Following The New 52, the characters' history is altered and is initially erased. However, she returns in "Doomsday Clock" alongside many other superheroes when Doctor Manhattan undoes the changes he made to the timeline. In Cyclone's revised history, her time with the JSA All Stars is absent. Cyclone was among the JSA members present during the "Dark Crisis" after the founding members of the Justice League were apparently killed by Pariah. She also aids the team in battling the Legion of Super-Heroes when they were covertly manipulated by Eclipso. During DC All In, she is placed in the reserve list but aids them once more when Doctor Fate seeks reinforcements against the Injustice Society.

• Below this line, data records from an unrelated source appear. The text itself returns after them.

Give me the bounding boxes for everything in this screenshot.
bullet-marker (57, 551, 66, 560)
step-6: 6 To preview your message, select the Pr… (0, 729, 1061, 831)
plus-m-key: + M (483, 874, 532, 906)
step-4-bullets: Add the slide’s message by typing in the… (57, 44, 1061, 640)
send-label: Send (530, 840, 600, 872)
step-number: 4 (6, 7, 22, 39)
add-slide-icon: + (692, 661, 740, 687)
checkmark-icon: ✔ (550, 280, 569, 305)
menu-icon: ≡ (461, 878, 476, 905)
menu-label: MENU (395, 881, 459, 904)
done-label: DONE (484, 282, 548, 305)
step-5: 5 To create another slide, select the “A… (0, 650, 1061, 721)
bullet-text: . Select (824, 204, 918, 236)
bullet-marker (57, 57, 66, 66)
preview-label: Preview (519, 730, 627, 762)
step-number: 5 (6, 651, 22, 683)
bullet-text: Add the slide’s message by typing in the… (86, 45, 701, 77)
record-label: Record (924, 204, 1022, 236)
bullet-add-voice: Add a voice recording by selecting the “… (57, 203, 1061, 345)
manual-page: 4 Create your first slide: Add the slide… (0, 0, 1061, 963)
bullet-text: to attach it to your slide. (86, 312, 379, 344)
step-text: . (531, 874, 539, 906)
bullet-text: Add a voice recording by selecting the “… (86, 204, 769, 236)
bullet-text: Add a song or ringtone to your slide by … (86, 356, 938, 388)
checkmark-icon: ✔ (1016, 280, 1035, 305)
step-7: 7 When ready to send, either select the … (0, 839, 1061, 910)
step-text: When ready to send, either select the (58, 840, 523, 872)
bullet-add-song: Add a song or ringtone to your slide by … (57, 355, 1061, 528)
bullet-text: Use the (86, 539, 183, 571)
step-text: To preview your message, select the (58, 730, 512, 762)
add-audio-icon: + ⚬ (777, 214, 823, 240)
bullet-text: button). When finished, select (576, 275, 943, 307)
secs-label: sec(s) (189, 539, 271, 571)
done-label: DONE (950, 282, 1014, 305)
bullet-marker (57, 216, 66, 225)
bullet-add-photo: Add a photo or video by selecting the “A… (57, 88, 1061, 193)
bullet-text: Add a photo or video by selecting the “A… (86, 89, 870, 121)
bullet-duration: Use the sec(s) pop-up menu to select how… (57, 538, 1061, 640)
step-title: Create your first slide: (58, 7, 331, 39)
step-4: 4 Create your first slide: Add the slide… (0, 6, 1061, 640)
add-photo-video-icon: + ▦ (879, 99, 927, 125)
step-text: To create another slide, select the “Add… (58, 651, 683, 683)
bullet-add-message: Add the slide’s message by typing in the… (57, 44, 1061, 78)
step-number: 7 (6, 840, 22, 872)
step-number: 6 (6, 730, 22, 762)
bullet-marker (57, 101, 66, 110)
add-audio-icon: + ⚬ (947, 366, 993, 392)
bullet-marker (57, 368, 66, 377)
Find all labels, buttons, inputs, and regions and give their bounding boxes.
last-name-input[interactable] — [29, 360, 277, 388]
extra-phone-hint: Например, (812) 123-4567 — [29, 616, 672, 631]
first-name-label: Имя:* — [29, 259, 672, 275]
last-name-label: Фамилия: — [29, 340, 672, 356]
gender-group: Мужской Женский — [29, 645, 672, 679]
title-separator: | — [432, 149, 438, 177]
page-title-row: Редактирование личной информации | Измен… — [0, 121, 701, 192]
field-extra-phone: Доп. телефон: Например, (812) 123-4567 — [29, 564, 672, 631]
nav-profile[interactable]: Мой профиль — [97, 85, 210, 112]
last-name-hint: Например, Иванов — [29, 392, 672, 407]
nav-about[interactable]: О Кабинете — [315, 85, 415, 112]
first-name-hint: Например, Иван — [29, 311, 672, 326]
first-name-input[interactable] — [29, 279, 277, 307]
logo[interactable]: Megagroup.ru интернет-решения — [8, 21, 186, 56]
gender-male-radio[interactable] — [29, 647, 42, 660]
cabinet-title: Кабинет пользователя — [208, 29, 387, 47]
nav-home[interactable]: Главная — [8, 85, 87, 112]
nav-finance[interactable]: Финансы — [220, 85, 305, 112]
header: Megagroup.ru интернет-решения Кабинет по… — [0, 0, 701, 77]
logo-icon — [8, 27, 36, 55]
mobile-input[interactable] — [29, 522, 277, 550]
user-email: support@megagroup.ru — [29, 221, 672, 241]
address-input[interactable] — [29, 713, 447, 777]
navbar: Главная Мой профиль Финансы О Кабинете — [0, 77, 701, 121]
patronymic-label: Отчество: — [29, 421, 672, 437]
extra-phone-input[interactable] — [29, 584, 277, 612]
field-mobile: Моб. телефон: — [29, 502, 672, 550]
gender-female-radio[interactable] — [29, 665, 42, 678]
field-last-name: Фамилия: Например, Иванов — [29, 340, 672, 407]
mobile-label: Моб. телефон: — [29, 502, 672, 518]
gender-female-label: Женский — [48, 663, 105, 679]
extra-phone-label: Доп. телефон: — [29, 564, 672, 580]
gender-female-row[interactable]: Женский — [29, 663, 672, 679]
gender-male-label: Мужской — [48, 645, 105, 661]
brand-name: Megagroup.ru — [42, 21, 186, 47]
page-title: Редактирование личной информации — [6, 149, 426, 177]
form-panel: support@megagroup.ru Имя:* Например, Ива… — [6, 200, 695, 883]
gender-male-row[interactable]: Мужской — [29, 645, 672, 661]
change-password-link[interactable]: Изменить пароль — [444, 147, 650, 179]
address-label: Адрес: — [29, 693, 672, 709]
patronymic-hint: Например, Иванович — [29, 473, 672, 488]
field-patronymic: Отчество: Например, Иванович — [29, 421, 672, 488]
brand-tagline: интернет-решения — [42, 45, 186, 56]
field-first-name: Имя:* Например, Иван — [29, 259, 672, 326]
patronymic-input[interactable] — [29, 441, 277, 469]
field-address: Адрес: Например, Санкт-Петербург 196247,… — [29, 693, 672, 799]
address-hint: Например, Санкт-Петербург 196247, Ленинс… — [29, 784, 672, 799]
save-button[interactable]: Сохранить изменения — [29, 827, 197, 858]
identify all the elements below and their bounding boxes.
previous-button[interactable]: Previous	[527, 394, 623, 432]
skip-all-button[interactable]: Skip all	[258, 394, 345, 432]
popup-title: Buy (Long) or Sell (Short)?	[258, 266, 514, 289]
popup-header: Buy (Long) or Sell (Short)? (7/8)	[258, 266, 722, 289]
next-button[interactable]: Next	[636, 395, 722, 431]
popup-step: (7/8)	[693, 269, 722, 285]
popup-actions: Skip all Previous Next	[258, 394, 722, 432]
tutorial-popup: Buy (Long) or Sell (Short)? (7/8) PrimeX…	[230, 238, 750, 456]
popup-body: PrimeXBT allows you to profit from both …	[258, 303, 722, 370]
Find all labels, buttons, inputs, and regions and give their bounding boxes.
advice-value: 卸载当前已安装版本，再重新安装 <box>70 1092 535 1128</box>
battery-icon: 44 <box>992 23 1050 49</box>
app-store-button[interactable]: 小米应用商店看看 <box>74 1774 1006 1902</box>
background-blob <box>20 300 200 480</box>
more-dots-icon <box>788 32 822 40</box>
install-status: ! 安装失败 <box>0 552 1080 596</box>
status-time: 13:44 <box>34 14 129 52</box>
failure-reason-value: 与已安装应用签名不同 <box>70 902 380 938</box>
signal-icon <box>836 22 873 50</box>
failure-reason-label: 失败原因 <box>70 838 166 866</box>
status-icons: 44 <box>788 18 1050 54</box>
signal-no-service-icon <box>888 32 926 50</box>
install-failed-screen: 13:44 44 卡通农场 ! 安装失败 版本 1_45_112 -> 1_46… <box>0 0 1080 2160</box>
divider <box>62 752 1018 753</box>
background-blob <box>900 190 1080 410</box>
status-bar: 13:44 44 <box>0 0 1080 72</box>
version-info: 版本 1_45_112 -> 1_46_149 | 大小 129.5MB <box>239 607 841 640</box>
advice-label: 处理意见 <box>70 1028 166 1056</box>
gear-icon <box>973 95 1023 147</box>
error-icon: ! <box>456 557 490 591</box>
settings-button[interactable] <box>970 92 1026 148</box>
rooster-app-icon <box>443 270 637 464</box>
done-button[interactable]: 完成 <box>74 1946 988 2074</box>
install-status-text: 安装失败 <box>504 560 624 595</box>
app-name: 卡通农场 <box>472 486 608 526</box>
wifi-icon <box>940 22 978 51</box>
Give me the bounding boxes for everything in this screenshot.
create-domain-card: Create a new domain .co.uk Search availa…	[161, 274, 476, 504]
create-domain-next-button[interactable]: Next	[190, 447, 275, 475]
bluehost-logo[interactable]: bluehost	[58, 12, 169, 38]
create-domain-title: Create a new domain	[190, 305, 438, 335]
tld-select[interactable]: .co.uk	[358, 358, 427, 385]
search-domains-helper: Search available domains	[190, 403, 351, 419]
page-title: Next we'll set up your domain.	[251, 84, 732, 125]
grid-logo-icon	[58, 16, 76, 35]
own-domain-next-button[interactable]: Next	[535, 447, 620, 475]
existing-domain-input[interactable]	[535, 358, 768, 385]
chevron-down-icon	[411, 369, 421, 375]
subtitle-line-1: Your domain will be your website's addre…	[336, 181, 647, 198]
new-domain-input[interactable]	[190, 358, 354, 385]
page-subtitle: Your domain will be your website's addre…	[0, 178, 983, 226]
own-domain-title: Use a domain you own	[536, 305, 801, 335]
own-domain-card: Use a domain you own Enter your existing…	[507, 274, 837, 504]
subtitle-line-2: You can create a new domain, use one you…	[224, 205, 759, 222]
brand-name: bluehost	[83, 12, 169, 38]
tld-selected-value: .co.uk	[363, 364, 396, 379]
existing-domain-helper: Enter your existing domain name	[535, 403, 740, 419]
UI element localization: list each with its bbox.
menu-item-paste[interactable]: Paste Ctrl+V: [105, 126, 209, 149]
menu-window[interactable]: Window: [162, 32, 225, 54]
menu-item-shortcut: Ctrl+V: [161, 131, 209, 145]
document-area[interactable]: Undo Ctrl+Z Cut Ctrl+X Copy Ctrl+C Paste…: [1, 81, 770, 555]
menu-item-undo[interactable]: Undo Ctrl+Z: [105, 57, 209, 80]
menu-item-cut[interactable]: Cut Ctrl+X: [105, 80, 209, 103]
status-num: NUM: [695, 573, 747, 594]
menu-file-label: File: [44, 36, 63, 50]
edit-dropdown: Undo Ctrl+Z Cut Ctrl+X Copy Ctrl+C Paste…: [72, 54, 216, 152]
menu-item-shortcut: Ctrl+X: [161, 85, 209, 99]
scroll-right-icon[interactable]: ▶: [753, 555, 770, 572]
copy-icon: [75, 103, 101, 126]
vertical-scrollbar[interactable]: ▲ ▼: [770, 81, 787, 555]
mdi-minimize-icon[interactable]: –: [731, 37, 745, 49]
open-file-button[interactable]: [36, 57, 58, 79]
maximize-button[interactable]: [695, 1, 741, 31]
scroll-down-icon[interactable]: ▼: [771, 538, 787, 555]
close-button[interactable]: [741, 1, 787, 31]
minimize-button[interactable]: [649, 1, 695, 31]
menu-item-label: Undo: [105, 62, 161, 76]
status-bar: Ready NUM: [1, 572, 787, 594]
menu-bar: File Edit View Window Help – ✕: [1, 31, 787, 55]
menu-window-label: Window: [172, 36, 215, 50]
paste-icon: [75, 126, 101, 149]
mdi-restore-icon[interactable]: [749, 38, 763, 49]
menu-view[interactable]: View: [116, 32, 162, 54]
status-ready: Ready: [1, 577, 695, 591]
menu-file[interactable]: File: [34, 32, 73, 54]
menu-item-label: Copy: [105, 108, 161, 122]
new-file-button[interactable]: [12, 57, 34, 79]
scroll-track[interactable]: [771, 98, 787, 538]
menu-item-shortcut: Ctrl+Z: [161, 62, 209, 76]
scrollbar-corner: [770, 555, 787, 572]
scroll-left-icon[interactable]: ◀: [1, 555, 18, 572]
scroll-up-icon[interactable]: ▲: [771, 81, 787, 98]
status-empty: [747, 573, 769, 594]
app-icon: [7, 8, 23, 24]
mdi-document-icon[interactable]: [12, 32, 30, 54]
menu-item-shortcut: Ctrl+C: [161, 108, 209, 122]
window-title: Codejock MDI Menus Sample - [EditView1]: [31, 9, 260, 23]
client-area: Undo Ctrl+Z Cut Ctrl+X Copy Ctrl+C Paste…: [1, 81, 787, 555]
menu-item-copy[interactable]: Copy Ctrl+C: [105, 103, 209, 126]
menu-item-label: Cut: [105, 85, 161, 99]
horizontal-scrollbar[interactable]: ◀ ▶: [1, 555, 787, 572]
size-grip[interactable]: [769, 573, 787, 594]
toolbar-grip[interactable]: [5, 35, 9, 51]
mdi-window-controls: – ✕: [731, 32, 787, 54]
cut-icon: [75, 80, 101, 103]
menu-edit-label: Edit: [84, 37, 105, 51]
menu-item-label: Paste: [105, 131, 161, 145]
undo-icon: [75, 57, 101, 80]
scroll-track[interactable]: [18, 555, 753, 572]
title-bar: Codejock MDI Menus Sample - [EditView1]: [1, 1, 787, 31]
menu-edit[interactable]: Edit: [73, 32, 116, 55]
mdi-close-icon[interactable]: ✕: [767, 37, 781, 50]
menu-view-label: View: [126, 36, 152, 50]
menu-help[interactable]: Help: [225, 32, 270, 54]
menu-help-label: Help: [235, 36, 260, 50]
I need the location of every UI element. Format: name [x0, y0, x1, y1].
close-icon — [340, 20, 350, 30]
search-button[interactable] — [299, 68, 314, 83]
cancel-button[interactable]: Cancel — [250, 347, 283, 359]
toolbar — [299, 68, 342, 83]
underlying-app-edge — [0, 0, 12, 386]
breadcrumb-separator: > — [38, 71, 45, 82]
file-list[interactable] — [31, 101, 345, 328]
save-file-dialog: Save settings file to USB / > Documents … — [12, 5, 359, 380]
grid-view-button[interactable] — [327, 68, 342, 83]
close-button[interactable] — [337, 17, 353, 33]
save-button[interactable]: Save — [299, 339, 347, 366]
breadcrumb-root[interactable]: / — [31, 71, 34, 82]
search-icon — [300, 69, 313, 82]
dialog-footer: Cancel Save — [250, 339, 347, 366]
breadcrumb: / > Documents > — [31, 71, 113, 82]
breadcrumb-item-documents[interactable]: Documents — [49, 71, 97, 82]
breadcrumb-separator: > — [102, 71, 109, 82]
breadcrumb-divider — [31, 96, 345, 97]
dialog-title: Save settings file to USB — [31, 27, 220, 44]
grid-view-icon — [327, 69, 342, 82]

=== Power and abilities ===
Implanted with T.O. Morrow's nanites, Maxine later awakens her powers of aerokinesis, giving her the power to manipulate wind and air mentally, able to create cyclones, whirlwinds, and allow for flight. In addition to her powers, the character possess a genius level intellect, remarked to having an IQ of 142, and is knowledgeable in various sciences.

== Other versions ==
- Prior to her mainstream debut, Cyclone appeared in Kingdom Come as an enemy, later member, of Superman's Justice League.
- An alternate universe version of Cyclone appears in Trinity as a member of Justice Society International who is later killed by a sniper.

==In other media==

- Cyclone appears in Black Adam, portrayed by Quintessa Swindell.
  - In the Black Adam tie-in comic Black Adam: The Justice Society Files: Cyclone, Maxine Hunkel appears as a avid fan of the Justice Society with dreams of being a superhero. Granted aerokinetic powers after being kidnapped by scientists, she used her powers to aid her neighborhood and law enforcement before joining the Justice Society.